The history of the settlement is little different than that of many gold rush towns in the Murchison region. A discovery in 1894 which was followed by a boom of 6000 - 8000 residents. 1907 saw a thriving metropolis with four hotels, two banks, a government battery, police station, four butchers and a host of cafes and stores. A dam had been built and the railway arrived in 1910. Within ten years with the gold dwindling and the war in Europe underway, Sandstone could claim a mere 200 residents.

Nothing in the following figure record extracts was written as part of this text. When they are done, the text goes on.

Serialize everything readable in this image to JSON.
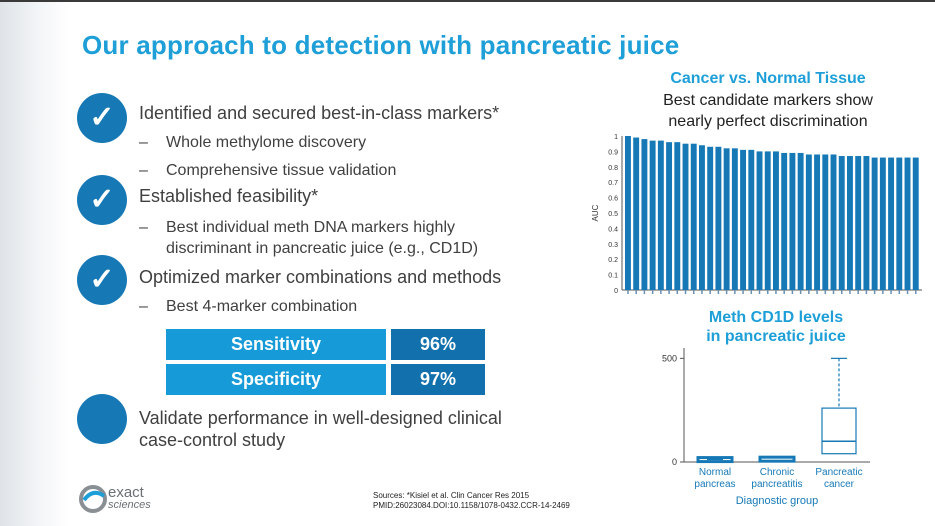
{
  "title": "Our approach to detection with pancreatic juice",
  "bullets": [
    {
      "check": "✓",
      "text": "Identified and secured best-in-class markers*",
      "subs": [
        "Whole methylome discovery",
        "Comprehensive tissue validation"
      ]
    },
    {
      "check": "✓",
      "text": "Established feasibility*",
      "subs": [
        "Best individual meth DNA markers highly",
        "discriminant in pancreatic juice (e.g., CD1D)"
      ]
    },
    {
      "check": "✓",
      "text": "Optimized marker combinations and methods",
      "subs": [
        "Best 4-marker combination"
      ]
    },
    {
      "check": "",
      "text_line1": "Validate performance in well-designed clinical",
      "text_line2": "case-control study"
    }
  ],
  "dash": "–",
  "performance_table": [
    {
      "label": "Sensitivity",
      "value": "96%"
    },
    {
      "label": "Specificity",
      "value": "97%"
    }
  ],
  "sources": {
    "line1": "Sources: *Kisiel et al. Clin Cancer Res 2015",
    "line2": "PMID:26023084.DOI:10.1158/1078-0432.CCR-14-2469"
  },
  "logo": {
    "line1": "exact",
    "line2": "sciences"
  },
  "colors": {
    "title": "#1e9fd7",
    "circle": "#1679b6",
    "bar": "#1679b6",
    "table_label": "#169bd8",
    "table_value": "#1270ad"
  },
  "chart_data": [
    {
      "type": "bar",
      "title": "Cancer vs. Normal Tissue",
      "subtitle_line1": "Best candidate markers show",
      "subtitle_line2": "nearly perfect discrimination",
      "ylabel": "AUC",
      "ylim": [
        0,
        1
      ],
      "yticks": [
        "0",
        "0.1",
        "0.2",
        "0.3",
        "0.4",
        "0.5",
        "0.6",
        "0.7",
        "0.8",
        "0.9",
        "1"
      ],
      "values": [
        1.0,
        0.99,
        0.98,
        0.97,
        0.97,
        0.96,
        0.96,
        0.95,
        0.95,
        0.94,
        0.93,
        0.93,
        0.92,
        0.92,
        0.91,
        0.91,
        0.9,
        0.9,
        0.9,
        0.89,
        0.89,
        0.89,
        0.88,
        0.88,
        0.88,
        0.88,
        0.87,
        0.87,
        0.87,
        0.87,
        0.86,
        0.86,
        0.86,
        0.86,
        0.86,
        0.86
      ]
    },
    {
      "type": "boxplot",
      "title_line1": "Meth CD1D levels",
      "title_line2": "in pancreatic juice",
      "xlabel": "Diagnostic group",
      "ylim": [
        0,
        550
      ],
      "yticks": [
        "0",
        "500"
      ],
      "groups": [
        {
          "line1": "Normal",
          "line2": "pancreas",
          "min": 0,
          "q1": 2,
          "median": 5,
          "q3": 10,
          "max": 12
        },
        {
          "line1": "Chronic",
          "line2": "pancreatitis",
          "min": 0,
          "q1": 4,
          "median": 10,
          "q3": 18,
          "max": 22
        },
        {
          "line1": "Pancreatic",
          "line2": "cancer",
          "min": 20,
          "q1": 40,
          "median": 100,
          "q3": 260,
          "max": 500
        }
      ]
    }
  ]
}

On our last visit to sandstone we encountered an 80 year old prospector who had lived in the town longer than most of us have been alive. He was engaged in a serious conversation with the 20 something Irish barmaid who was fulfilling her visa requirements. In Australia eligible tourists can extend their visa for an additional year by working in a rural or outback location for 3 months. It was a Saturday night and they were heading out the next day to go prospecting (her one day off work). The old boy had obviously latched onto a reliable finger of gold ore years before and they were going out to chip away at it. Tools consisted of a generator, small jackhammer and a bucket. He guaranteed her enough gold to pay rent, party, smoke and eat for a month, citing the fact that he had been working this vein for years and it was his retirement fund. When he needed a beer he went and retrieved a bucket of rubble - he just needed someone to do the heavy lifting. And this is the essence of Sandstone - a pinch of luck and plenty of hard digging.
Sandstone was given it's name because of the local geology and the area has many rock formations and 'breakaways' the most interesting being London Bridge, just out of town and not far from the old brewery.
The wide open flats make for big, intensely blue skies accompanied by stunning sunsets which contrast against the red landscape.